Thanks for the elaborate answer!
I'll try playing with that constant.
But yeah, I am trying to train a convolutional neural network for chess on the CPU and memory seems to be quite the bottleneck. I'll have to check with perf on my linux machine.

I haven't tried VectorizedRNG but that could be extremely useful for a different project I am working on (sampling a distribution using random-walk metropolis).

[chriselrod]

But yeah, I am trying to train a convolutional neural network for chess on the CPU and memory seems to be quite the bottleneck. I'll have to check with perf on my linux machine.

Uses batch sizes small enough to fit in cache should help, if possible.
Have you looked at SimpleChains.jl at all?

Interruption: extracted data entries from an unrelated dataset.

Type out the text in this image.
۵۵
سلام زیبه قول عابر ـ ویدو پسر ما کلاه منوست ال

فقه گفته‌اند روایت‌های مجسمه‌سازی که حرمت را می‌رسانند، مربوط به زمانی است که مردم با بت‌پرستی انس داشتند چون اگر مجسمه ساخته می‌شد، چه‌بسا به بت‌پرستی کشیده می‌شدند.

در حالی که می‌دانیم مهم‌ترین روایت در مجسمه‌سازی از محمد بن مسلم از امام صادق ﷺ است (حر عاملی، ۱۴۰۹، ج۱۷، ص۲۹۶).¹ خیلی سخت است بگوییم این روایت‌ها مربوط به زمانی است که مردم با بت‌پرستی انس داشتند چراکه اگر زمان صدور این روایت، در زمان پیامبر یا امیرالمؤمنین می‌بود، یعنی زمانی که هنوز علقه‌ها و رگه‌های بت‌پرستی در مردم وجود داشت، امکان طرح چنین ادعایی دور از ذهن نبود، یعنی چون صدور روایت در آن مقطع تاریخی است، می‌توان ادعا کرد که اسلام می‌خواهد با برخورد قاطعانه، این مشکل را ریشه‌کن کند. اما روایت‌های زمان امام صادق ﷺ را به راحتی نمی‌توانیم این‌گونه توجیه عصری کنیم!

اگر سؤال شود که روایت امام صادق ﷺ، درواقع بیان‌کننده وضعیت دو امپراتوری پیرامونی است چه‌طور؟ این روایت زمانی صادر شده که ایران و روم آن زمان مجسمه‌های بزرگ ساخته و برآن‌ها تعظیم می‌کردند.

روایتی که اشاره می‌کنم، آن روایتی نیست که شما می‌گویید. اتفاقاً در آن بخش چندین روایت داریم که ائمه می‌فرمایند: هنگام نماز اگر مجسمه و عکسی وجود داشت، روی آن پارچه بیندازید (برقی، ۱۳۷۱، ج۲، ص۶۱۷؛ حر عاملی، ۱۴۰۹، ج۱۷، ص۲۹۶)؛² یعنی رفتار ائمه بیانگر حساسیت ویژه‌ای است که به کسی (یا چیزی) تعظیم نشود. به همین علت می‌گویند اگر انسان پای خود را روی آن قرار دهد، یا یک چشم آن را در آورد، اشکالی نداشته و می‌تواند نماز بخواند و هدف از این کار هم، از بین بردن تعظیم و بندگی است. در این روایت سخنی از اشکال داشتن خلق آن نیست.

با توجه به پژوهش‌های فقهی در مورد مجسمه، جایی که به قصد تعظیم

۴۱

It could use more documentation and API need works (especially around memory management), but it does have a convolutional network example that performs much better than Flux or PyTorch do on the CPU, at least for that (small) problem size.

[cafaxo]

I just tested it: Smaller batch sizes are indeed faster! (That's exactly the opposite behavior I see compared to pytorch+GPU).
I first looked at SimpleChains.jl and the performance of that convinced me that I could reach better training speed with my use case on the M1's CPU compared to pytorch with the GPU backend.
However, I needed features such as zero-padding and residual connections which SimpleChains does not support.
Some parts of SimpleChains seemed somewhat convoluted (pun intended). You seem to be doing some nontrivial stuff for memory management, right? In any case, in order to get a better intuition what the backward passes looked like for my network, I decided to roll my own forward+backward passes on top of StrideArrays+LoopVec.

With SimpleChains, I also ran into this error:
https://julialang.slack.com/archives/C690QRAA3/p1668460255442179
Should I open an issue for that?
Also, by the way: The way that the transpose for 2d convolution is implemented in SimpleChains (manually checking for inbounds in the inner for loop) is super slow on my machine. I am getting much better performance by first copying into a preallocated zero-padded array and then doing the convolution without the inbounds check.